La Conférence des Directeurs semble tirer un bilan positif des habilitations en master. La situation, à cette rentrée, serait pour les STAPS (?) quantitativement et qualitativement en progrès. Que devons-nous en penser ? Assistons-nous à l’émergence de pôles d’innovation mariant spécificité maintenue et ouvertures enrichissantes, à de simples reconductions certes maquillées de ce qui existait déjà en maîtrise, en DESS, en DEA, à de véritables remises en cause des STAPS ?

La lecture des maquettes n’est pas toujours très éclairante de ce point de vue. Il y a les choses écrites et les choses de la vie…

Autre aspect pour conclure, la volonté d’impulser une sortie généralisée de formations trop tubulaires (objet de la réforme) peut-être entendue pour des cursus monodisciplinaires. Pour autant, ce principe a-t-il été pensé nationalement et localement par rapport à des cursus déjà pluridisciplinaires comme les STAPS ? La DES semble elle-même en douter. La réforme n’a pas été pensée pour les STAPS (ça se saurait !).

Alors que les STAPS avaient à produire, dans ces circonstances, un bilan « professionnel et scientifique » de son histoire, à repenser les objets qui pouvaient donner de nouvelles cohérences aux études et aux recherches, nous voilà embarqués dans une transformation profonde de l’université dans laquelle nous ne pesons rien ou presque rien.

Les étudiants vont-il en tirer bénéfice ?
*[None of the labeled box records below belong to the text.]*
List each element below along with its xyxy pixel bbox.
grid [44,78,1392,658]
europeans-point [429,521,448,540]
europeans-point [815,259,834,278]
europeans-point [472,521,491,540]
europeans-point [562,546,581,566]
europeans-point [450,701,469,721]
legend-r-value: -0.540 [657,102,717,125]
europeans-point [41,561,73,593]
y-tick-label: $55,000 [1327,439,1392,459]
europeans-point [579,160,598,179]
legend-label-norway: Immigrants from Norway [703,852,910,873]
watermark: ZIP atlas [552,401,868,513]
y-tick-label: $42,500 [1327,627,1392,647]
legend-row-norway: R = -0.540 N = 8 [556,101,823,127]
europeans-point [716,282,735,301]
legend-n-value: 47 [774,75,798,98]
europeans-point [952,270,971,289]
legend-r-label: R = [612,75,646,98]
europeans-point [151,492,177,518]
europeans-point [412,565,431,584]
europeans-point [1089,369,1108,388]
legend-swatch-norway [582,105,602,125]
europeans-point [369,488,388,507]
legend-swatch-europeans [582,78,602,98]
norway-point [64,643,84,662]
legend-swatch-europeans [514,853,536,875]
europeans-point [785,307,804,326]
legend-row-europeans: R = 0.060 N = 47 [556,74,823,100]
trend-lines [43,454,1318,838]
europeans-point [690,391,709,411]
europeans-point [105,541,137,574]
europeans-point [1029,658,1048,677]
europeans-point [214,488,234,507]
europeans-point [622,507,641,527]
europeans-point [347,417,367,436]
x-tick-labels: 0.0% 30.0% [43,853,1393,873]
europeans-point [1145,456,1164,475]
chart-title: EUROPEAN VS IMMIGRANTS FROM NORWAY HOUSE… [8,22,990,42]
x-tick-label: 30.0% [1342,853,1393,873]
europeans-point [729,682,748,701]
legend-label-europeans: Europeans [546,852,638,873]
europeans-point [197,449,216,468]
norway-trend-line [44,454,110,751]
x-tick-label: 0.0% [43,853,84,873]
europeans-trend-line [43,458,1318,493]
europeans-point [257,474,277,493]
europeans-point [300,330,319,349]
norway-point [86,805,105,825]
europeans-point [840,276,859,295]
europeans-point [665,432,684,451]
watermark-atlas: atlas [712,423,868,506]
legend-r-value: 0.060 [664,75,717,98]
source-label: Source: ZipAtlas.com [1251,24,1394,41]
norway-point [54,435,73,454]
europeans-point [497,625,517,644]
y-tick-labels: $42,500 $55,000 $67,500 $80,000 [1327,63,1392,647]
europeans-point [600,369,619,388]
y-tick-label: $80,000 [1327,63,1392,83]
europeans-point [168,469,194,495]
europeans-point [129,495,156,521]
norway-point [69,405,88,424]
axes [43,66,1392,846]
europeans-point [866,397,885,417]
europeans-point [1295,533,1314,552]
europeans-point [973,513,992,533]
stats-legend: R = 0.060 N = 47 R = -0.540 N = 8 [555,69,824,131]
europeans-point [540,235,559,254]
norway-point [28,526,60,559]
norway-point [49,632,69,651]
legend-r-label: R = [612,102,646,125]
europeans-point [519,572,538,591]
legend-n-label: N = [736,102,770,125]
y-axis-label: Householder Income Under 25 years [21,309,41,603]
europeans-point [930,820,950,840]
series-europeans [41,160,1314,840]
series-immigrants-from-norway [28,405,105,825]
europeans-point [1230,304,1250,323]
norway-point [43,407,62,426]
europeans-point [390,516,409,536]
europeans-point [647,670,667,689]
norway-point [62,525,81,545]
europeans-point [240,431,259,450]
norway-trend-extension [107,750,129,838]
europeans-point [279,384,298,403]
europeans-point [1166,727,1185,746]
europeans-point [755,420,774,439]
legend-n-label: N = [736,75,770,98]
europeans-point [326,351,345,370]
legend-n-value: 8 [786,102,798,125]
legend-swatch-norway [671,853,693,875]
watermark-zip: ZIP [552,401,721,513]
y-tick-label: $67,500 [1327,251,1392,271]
L’exemple de Rennes (dont vous avez reçu un compte-rendu de réunion par courriel) interroge : enseignants et étudiants déboussolés, perte de cohérence au profit de parcours de formation plus individualisée dès le premier cycle. Va-t-on aider, dans ce contexte, les étudiants les plus fragiles ? L’insertion professionnelle des jeunes diplômés n’est-elle pas aussi fonction d’une vraie expertise sur un champ singulier ? La mobilité professionnelle, l’innovation ne sont-elles pas aussi, proportionnellement, fonction de l’expertise acquise ?

Toutes ces questions méritent d’être posées. Les problèmes évoqués justifient des réflexions collectives sans aucun a priori.

Nous appelons les collègues à se réunir partout, à débattre et à faire le point. C’est particulièrement existentiel pour les enseignants du second degré.